Don't Ignore the Fence

Imagine this - the White House, considered one of the best protected facilities in the world (recent events not withstanding), decides that they have done a great job of protecting the inside, with cameras, sensors, sentries, weapons on the roof, etc. One day, the members of the media show up for their obligatory live shots in front of 1600 Pennsylvania Avenue, only to discover that big iron fence is gone.

The Secret Service has experienced some recent lapses, but I assure you they are smart enough never to remove the fence! And yet, some elements of the infosec world are headed in that direction, by reducing the emphasis on the security perimeter.

For many years, the security perimeter has been the mainstay of network security. A strong firewall, intrusion prevention, and related systems kept intruders out, and the inside network safe. Then, we entered a new world, one in which determined hackers, now with a strong profit motive, or bad actors working on behalf of foreign powers, turned our strong perimeters into Swiss cheese.

The infosec world was a bit slow to respond to this change, but today, if you listen to many of the thought leaders, the perimeter is dead, and the focus has shifted to inside the network. There are many names for this. I have referred to the new inside focus as "detective forensics". An article from Fox Business I tweeted yesterday used the term "armoring the data". The term "breach detection" is used for a new class of products used to detect a breach before it has gone too far.

Please understand, I have no issue with any of these. They are all wonderful approaches to a growing problem. That being said, these measures need to be in addition to a strong perimeter, NOT in place of it. A strong perimeter defense still fills an important role in today's information security planning.

A recent article in Security Week breaks intrusion threats down into three categories:

Generic - Opportunistic, non-targeted threats. These are the drive bys of the hacker world. Hackers are looking to break into something, and happen upon your network.

Targeted - These attacks are aimed directly at you for one reason or another. Hackers want something they think you have, and they are after you to get it.

Invasive - These attacks are the in laws of the hacking world. They come to stay awhile. They want not only what you have today, but what they think you will have next month. The work to hide the footprints indicating their presence.

After the Sony and Target breaches, the infosec world began to change direction really quickly, with focus shifting to invasive and targeted threats. That has led to the de-emphasis on the perimeter. Since that is now considered impossible to maintain perfetly, they no longer focus on it. That in my mind is a big mistake.

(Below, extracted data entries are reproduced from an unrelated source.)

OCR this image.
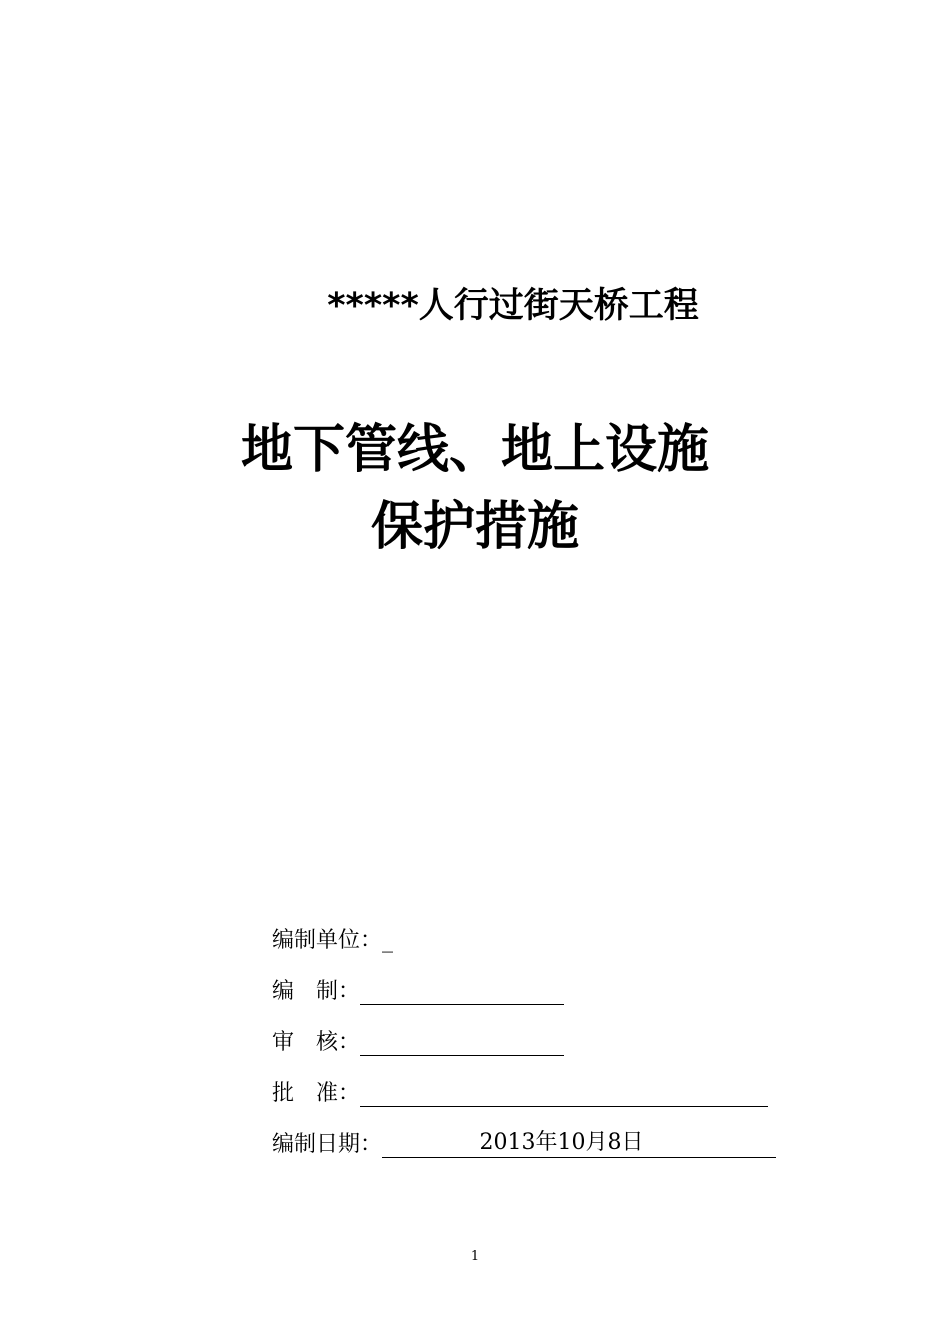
*****人行过街天桥工程
地下管线、地上设施
保护措施
编制单位：_
编　制：
审　核：
批　准：
编制日期：	2013年10月8日
1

I have not found any statistics providing a breakdown of generic, targeted, and invasive attacks. If we had them, I am confident that they would vary from week to week, and from company to company. The well known companies like Anthem are much more likely to be subject to targeted or invasive attacks. An SMB on the other hand seems much more likely to be subject to a generic attack.

For generic, and in some cases targeted attacks, I would respectfully suggest that the perimeter is still king. A hacker who stumbles on your network is not likely to know anything about you, and probably will not invest much time and effort in getting through the perimeter. He/she will probe for obvious weaknesses, and then move on to the next network. Frankly, the SMB world does such a bad job of securing the perimeter, they don't have to look far to find a good opening.

A good firewall, maintained and monitored, is still likely to send the generic hacker on to the next network. I would suggest however that the same firewall still plays a major role in addressing targeted and invasive attacks. Referring back my White House analogy, I am sure their fence is armed with all sorts of sensors that let the Secret Service know that someone is approaching. The logging of suspicious activity and anomalies by a firewall provide similar insight into what is happening to the infosec perimeter. The main problem however is that most firewall owners pay no attention to log information, at least until after an event occurs. Matthew 24:43 says "But Understand this: If the owner of the house had known at what time of night the thief was coming, he would have kept watch, and would not have let his house be broken into." We do have some chance of knowing that an attack is coming, if we would only pay attention to it.

Some years ago, I setup the security measures for a small consumer-facing web application, and I monitored logs religiously. I would constantly see attempts by IP addresses in China attempting to use known exploits to get through. My fence kept them out, and monitoring the logs allowed me to block the addresses to prevent them from persisting.

While it is true that new focus on breach detection can be helpful with basic attacks, this is not always true. As Rafal Los at Security Week puts is: "But advanced security tools should be effective against less advanced attacks and attackers — right? While this is theoretically true, I think that when the focus is on the boogeyman, the less advanced threats tend to be left to someone else."

Bottom line - leave your fence up, maintain it, monitor it, and guard it. If you do the job there, you may well eliminate most of your problems before they start.